Sangue blu (espressione)

frase idiomatica

L'espressione sangue blu è comunemente utilizzata per definire la condizione di nobiltà di discendenza di una persona.

Origine dell'espressione

Tale definizione deriva dal Medioevo, quando erano riconosciute classi sociali come nobiltà, clero, popolo di città grasso e magro e servi della gleba: quest'ultimo, trovandosi per esempio a lavorare la terra o ad allevare bestiame all'aria aperta, era soggetto ad abbronzatura contrariamente ai nobili i quali, avendo la pelle molto chiara, avevano le vene dei polsi ben visibili.
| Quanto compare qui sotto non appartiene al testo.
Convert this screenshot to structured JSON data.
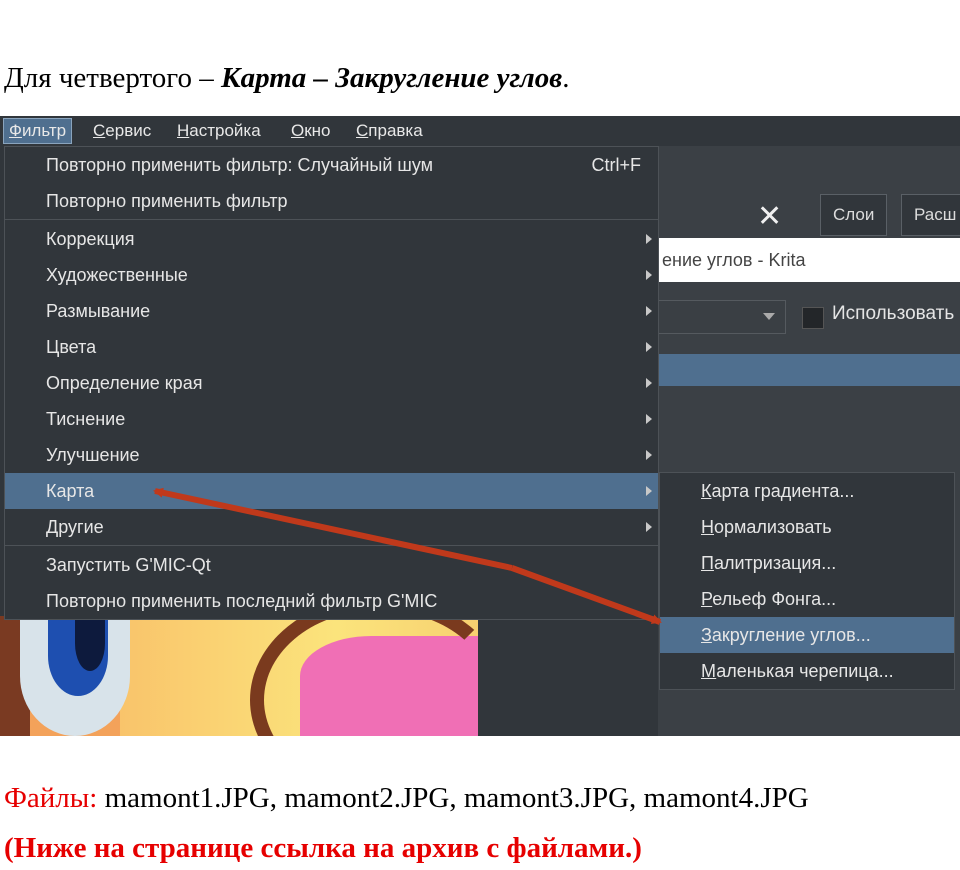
{
  "intro": {
    "prefix": "Для четвертого – ",
    "emphasis": "Карта – Закругление углов",
    "suffix": "."
  },
  "menubar": [
    {
      "text": "Фильтр",
      "accel": "Ф"
    },
    {
      "text": "Сервис",
      "accel": "С"
    },
    {
      "text": "Настройка",
      "accel": "Н"
    },
    {
      "text": "Окно",
      "accel": "О"
    },
    {
      "text": "Справка",
      "accel": "С"
    }
  ],
  "background": {
    "tabs": [
      "Слои",
      "Расш"
    ],
    "title": "ение углов - Krita",
    "checkbox_label": "Использовать"
  },
  "filter_menu": {
    "items": [
      {
        "label": "Повторно применить фильтр: Случайный шум",
        "shortcut": "Ctrl+F"
      },
      {
        "label": "Повторно применить фильтр"
      },
      {
        "label": "Коррекция"
      },
      {
        "label": "Художественные"
      },
      {
        "label": "Размывание"
      },
      {
        "label": "Цвета"
      },
      {
        "label": "Определение края"
      },
      {
        "label": "Тиснение"
      },
      {
        "label": "Улучшение"
      },
      {
        "label": "Карта"
      },
      {
        "label": "Другие"
      },
      {
        "label": "Запустить G'MIC-Qt"
      },
      {
        "label": "Повторно применить последний фильтр G'MIC"
      }
    ]
  },
  "map_submenu": {
    "items": [
      {
        "first": "К",
        "rest": "арта градиента..."
      },
      {
        "first": "Н",
        "rest": "ормализовать"
      },
      {
        "first": "П",
        "rest": "алитризация..."
      },
      {
        "first": "Р",
        "rest": "ельеф Фонга..."
      },
      {
        "first": "З",
        "rest": "акругление углов..."
      },
      {
        "first": "М",
        "rest": "аленькая черепица..."
      }
    ]
  },
  "files": {
    "label": "Файлы:",
    "list": " mamont1.JPG, mamont2.JPG, mamont3.JPG, mamont4.JPG"
  },
  "note": "(Ниже на странице ссылка на архив с файлами.)",
  "colors": {
    "menu_bg": "#31363b",
    "highlight": "#4f6f8f",
    "arrow": "#c0391b",
    "red_text": "#e60000"
  }
}
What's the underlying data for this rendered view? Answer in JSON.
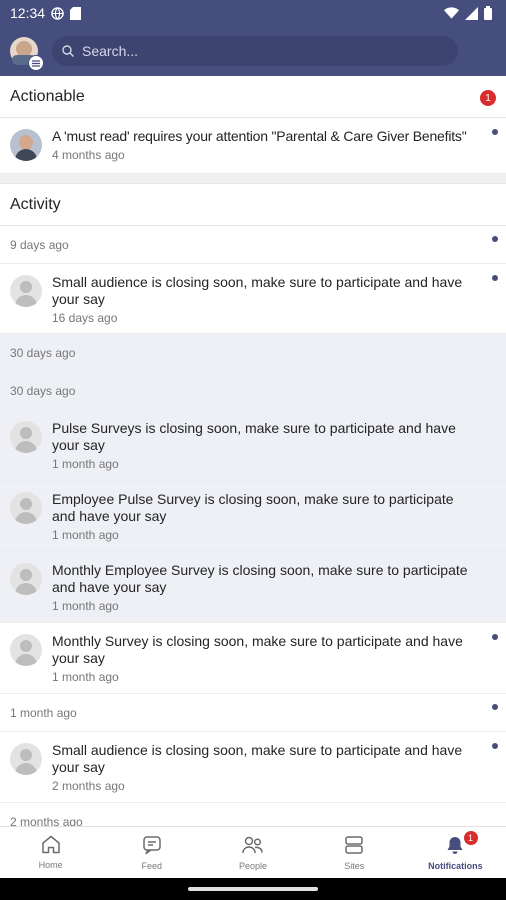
{
  "status_bar": {
    "time": "12:34"
  },
  "search": {
    "placeholder": "Search..."
  },
  "actionable": {
    "title": "Actionable",
    "count": "1",
    "items": [
      {
        "message": "A 'must read' requires your attention \"Parental & Care Giver Benefits\"",
        "time": "4 months ago"
      }
    ]
  },
  "activity": {
    "title": "Activity",
    "groups": [
      {
        "label": "9 days ago"
      },
      {
        "label": "30 days ago"
      },
      {
        "label": "30 days ago"
      },
      {
        "label": "1 month ago"
      },
      {
        "label": "2 months ago"
      }
    ],
    "items": [
      {
        "message": "Small audience is closing soon, make sure to participate and have your say",
        "time": "16 days ago"
      },
      {
        "message": "Pulse Surveys is closing soon, make sure to participate and have your say",
        "time": "1 month ago"
      },
      {
        "message": "Employee Pulse Survey is closing soon, make sure to participate and have your say",
        "time": "1 month ago"
      },
      {
        "message": "Monthly Employee Survey is closing soon, make sure to participate and have your say",
        "time": "1 month ago"
      },
      {
        "message": "Monthly Survey is closing soon, make sure to participate and have your say",
        "time": "1 month ago"
      },
      {
        "message": "Small audience is closing soon, make sure to participate and have your say",
        "time": "2 months ago"
      }
    ]
  },
  "bottom_nav": [
    {
      "label": "Home",
      "icon": "home-icon"
    },
    {
      "label": "Feed",
      "icon": "feed-icon"
    },
    {
      "label": "People",
      "icon": "people-icon"
    },
    {
      "label": "Sites",
      "icon": "sites-icon"
    },
    {
      "label": "Notifications",
      "icon": "bell-icon",
      "badge": "1",
      "active": true
    }
  ],
  "colors": {
    "brand": "#464e7e",
    "badge": "#d92c2c",
    "read_bg": "#eef0f5"
  }
}
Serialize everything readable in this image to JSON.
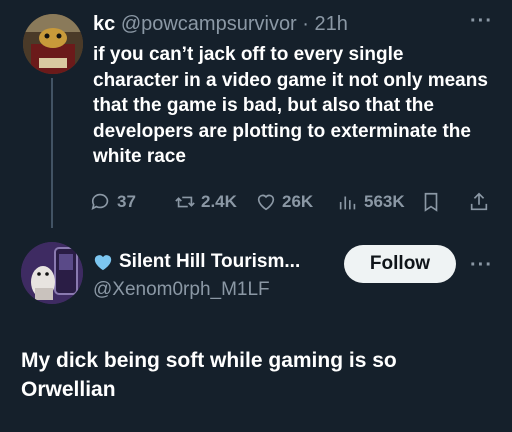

Ciò ha determinato la creazione di questo modo di dire proprio perché alla vista le vene dei polsi hanno un aspetto bluastro-violaceo.[1]

Secondo Robert Lacey, il termine deriverebbe dalla Spagna, dove i nobili si distinguevano per il sangue che appariva blu (sangre azul in spagnolo) nelle vene sotto la pelle chiara, a differenza dei mori dalla pelle scura che occupavano la Spagna.[2]

Secondo alcuni, invece, il termine "sangue blu" deriva dalla colorazione bluastra che assumevano gli aristocratici affetti da argiria a causa della contaminazione del cibo da parte dell'argento delle posate;[3] un'altra teoria vorrebbe l'espressione derivata dal gran numero di lividi e gonfiori bluastri diffusi sul corpo dei nobili affetti da emofilia, particolarmente diffusa nei secoli precedenti a causa dell'endogamia, usanza in voga tra i nobili e i reali.[4]

Nella cucina medievale alle classi nobili era riservato il consumo di selvaggina, pesce, frutta e verdura, mentre le classi povere si cibavano principalmente di pane e legumi. Secondo il credo dell'epoca, i poveri avevano uno stomaco più resistente, tendevano ad accumulare energia e il loro corpo non era in grado di elaborare le prelibatezze di quelli di sangue blu, e sarebbe andato incontro alla nausea e alla morte.[5]